Gerade beim Planen von Mahlzeiten kann das eine praktische Unterstützung sein. Trotzdem sollte der GI nie isoliert betrachtet werden. Auch Portionsgröße, Verarbeitung und die Zusammensetzung der Mahlzeit spielen eine wichtige Rolle.
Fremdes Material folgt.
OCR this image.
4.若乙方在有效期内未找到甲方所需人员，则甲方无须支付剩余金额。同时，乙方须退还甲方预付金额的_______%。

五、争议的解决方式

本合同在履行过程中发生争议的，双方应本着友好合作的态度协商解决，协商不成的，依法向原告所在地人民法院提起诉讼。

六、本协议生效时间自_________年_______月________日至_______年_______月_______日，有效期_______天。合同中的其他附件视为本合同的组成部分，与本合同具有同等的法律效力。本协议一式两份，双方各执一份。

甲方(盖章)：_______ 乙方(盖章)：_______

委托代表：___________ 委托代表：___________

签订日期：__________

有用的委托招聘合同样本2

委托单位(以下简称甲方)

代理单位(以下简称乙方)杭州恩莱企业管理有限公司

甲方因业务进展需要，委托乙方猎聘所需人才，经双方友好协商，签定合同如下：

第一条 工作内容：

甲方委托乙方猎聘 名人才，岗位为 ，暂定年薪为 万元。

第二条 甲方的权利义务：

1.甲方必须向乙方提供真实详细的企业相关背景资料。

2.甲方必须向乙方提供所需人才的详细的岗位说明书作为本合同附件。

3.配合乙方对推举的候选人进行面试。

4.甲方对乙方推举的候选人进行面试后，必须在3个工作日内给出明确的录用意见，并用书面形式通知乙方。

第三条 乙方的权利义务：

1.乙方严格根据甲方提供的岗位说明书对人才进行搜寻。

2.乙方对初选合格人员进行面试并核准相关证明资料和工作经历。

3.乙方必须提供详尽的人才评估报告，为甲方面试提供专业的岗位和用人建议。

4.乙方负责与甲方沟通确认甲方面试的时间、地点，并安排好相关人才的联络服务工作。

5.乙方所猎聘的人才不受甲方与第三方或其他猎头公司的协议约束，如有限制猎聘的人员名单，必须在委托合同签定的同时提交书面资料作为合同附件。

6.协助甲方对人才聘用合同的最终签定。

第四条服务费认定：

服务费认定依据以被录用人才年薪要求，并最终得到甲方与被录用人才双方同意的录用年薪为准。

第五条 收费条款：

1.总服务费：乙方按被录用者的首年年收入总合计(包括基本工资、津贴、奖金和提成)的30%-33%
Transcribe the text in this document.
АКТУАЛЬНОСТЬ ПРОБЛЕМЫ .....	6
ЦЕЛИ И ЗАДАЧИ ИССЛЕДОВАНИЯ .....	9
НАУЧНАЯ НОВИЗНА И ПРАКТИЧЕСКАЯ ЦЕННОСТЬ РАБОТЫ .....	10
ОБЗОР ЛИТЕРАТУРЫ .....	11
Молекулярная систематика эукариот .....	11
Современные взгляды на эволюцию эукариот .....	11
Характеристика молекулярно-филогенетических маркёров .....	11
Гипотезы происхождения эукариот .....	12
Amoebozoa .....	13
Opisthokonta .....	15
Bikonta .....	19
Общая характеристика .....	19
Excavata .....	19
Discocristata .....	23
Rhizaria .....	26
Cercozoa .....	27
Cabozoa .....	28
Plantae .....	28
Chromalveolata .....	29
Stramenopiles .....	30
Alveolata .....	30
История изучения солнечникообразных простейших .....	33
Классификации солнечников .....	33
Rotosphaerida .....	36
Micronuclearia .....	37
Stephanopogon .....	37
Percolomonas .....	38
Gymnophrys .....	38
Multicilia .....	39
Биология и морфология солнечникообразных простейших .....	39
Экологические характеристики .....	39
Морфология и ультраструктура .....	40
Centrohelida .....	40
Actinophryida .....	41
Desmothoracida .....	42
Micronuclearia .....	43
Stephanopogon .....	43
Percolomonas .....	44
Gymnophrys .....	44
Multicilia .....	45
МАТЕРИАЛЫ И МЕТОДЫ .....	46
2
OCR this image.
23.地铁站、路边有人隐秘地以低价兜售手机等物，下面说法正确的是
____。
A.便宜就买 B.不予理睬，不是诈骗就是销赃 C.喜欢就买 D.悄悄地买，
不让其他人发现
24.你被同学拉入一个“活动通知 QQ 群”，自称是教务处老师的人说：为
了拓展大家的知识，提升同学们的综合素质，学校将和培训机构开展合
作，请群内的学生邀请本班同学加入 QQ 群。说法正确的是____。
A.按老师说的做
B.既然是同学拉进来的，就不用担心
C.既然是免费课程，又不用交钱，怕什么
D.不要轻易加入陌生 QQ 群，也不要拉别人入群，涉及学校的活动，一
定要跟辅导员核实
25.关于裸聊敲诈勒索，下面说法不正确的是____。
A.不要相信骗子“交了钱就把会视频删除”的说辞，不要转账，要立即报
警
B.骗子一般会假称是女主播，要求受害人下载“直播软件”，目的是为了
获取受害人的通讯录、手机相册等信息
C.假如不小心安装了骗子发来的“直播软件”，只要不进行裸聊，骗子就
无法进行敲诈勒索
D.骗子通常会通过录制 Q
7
GI-Tabellen der wichtigsten Lebensmittel
Die folgenden Tabellen geben dir einen Überblick über typische Lebensmittel und ihren glykämischen Index. Sie dienen als Orientierung und helfen dabei, Muster zu erkennen und Mahlzeiten gezielter zu planen.
Vollkornprodukte
Vollkornprodukte enthalten mehr Ballaststoffe als stark verarbeitete Varianten. Diese verlangsamen die Aufnahme von Glukose ins Blut und sorgen für einen gleichmäßigeren Blutzuckeranstieg. Aber Achtung: „Vollkorn“ auf der Verpackung bedeutet nicht immer einen niedrigen GI. Es kommt auch auf die Verarbeitung an. Fein gemahlenes Vollkornmehl geht beispielsweise schneller ins Blut als das ganze Korn.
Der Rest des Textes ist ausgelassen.